While American diplomats condemn China’s restrictive grip on Internet censorship, Google continues to release periodic reports that show increasing requests by the US government to censor certain information available to the American public.

This comes along with recent revelations, thanks to Edward Snowden, that the NSA has been spying and collecting data on its own citizens—and other countries’ citizens.

Snowden also confirmed China’s suspicions of being hacked.
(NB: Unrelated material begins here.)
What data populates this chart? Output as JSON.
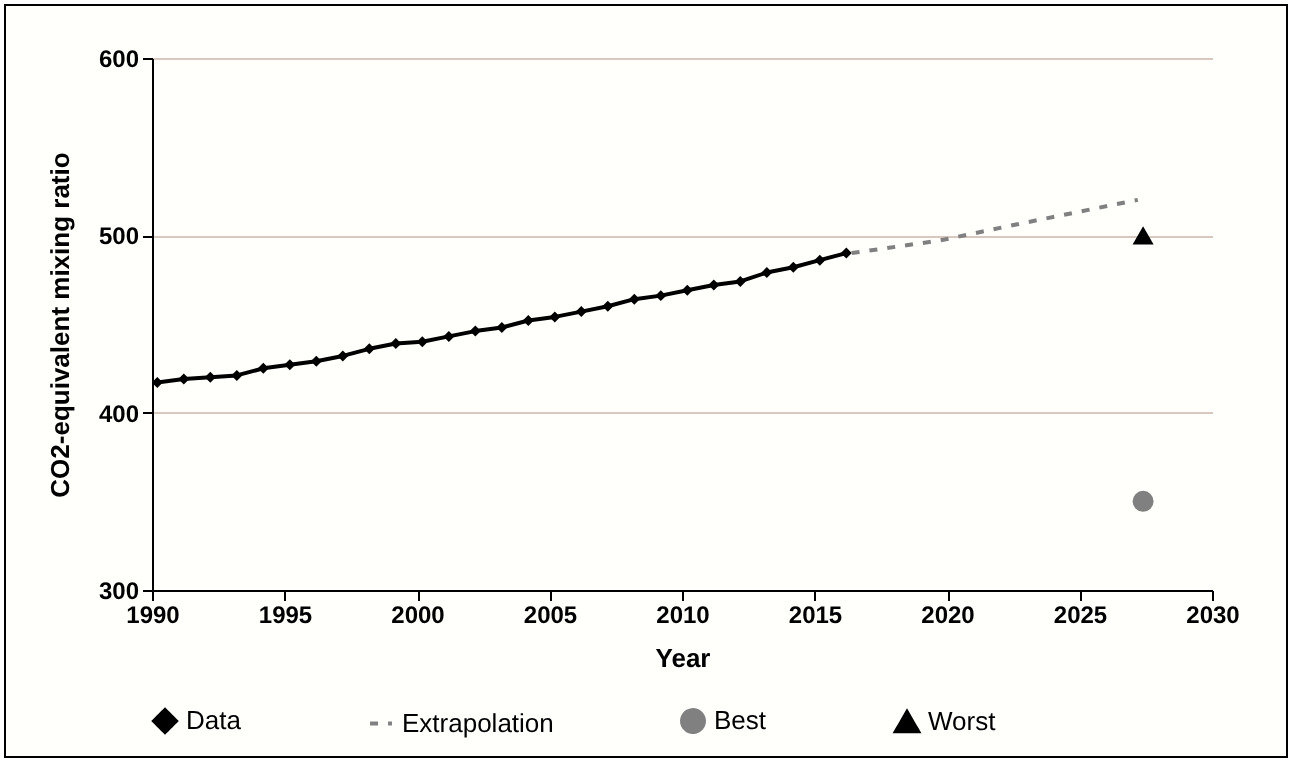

While Washington spent the year criticizing China for breaching some American media companies’ security systems and causing technological crashes, the US was secretly hacking the security system for Beijing’s Tsinghua University—the world’s largest national research hub, which holds Internet data from millions of Chinese citizens—as well as its citizens’ mobile phones.

So while Uzra Zeya calling China on its (major) human rights issues seems well-founded, so does the statement of the information office of China’s State Council, which declared, “a real human rights dialogue should be based on mutual trust and respect, and only such human rights dialogues would be meaningful and effective.”

At this stage it appears such a relationship does not exist.